Proprio al fine di facilitare l’assegnazione di commesse a esportatori italiani, Reliance e SACE organizzeranno incontri ed eventi di business matching tra la stessa Reliance e le aziende italiane, in particolare PMI, interessate a operare con la controparte indiana.

 

L’operazione garantirà opportunità di business a una vasta gamma di settori, dalla meccanica strumentale al retail, offrendo notevoli possibilità anche a settori di punta del Made in Italy come arredamento, moda e luxury. 

 

“È tempo per le nostre imprese di farsi strada con più forza nel mercato indiano - ha dichiarato Alessandro Decio, Amministratore Delegato di SACE -. A dimostrazione del rilancio e del crescente dinamismo che stanno vivendo i rapporti commerciali tra i nostri due Paesi, l’export italiano in India ha chiuso un ottimo 2017 (+9,3%), ha realizzato un nuovo balzo in avanti anche nei primi sette mesi del 2018 (+16%) e conserva ottime prospettive anche per gli anni a venire.
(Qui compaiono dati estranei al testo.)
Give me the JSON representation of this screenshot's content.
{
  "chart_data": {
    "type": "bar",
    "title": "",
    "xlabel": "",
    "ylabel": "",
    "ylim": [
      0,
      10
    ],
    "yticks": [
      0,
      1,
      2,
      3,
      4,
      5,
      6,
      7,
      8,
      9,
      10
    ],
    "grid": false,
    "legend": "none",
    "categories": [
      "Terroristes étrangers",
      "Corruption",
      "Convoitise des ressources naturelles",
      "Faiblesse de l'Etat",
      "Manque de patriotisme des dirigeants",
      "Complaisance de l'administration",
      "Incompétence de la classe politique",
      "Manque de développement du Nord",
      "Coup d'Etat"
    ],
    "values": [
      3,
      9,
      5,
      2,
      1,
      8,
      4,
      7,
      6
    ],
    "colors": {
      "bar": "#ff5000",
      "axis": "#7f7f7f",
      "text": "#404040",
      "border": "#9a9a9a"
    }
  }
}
Siamo dunque particolarmente orgogliosi di quest’accordo con Reliance che permetterà a tante imprese italiane, soprattutto PMI, di fare ingresso in un mercato chiave per il Made in Italy e acquisire una posizione competitiva tra i fornitori di uno dei più grandi gruppi industriali mondiali.”

 

Secondo le previsioni dell’ultimo Rapporto Export di SACE, l’India fa parte delle quindici geografie “irrinunciabili” per il Made in Italy che nel 2017 hanno contribuito per 95 miliardi all’export totale italiano. Le esportazioni italiane nel Paese ammontano a 3,6 miliardi di euro e sono destinate ad aumentare anche nel triennio 2019-2021 con un tasso di crescita in media del 6,7%, cogliendo le opportunità offerte sia dagli ingenti piani di investimento di grandi corporate come Reliance sia dal piano di sviluppo governativo “Make in India”, che punta a far diventare il Paese il nuovo snodo manifatturiero asiatico. Quest’ultimo aprirà interessanti opportunità per le imprese italiane soprattutto nei settori dei beni di investimento, in particolare per la meccanica strumentale, settore coinvolto in varie industrie, dall’automotive alla trasformazione alimentare, dall’energia alle telecomunicazioni.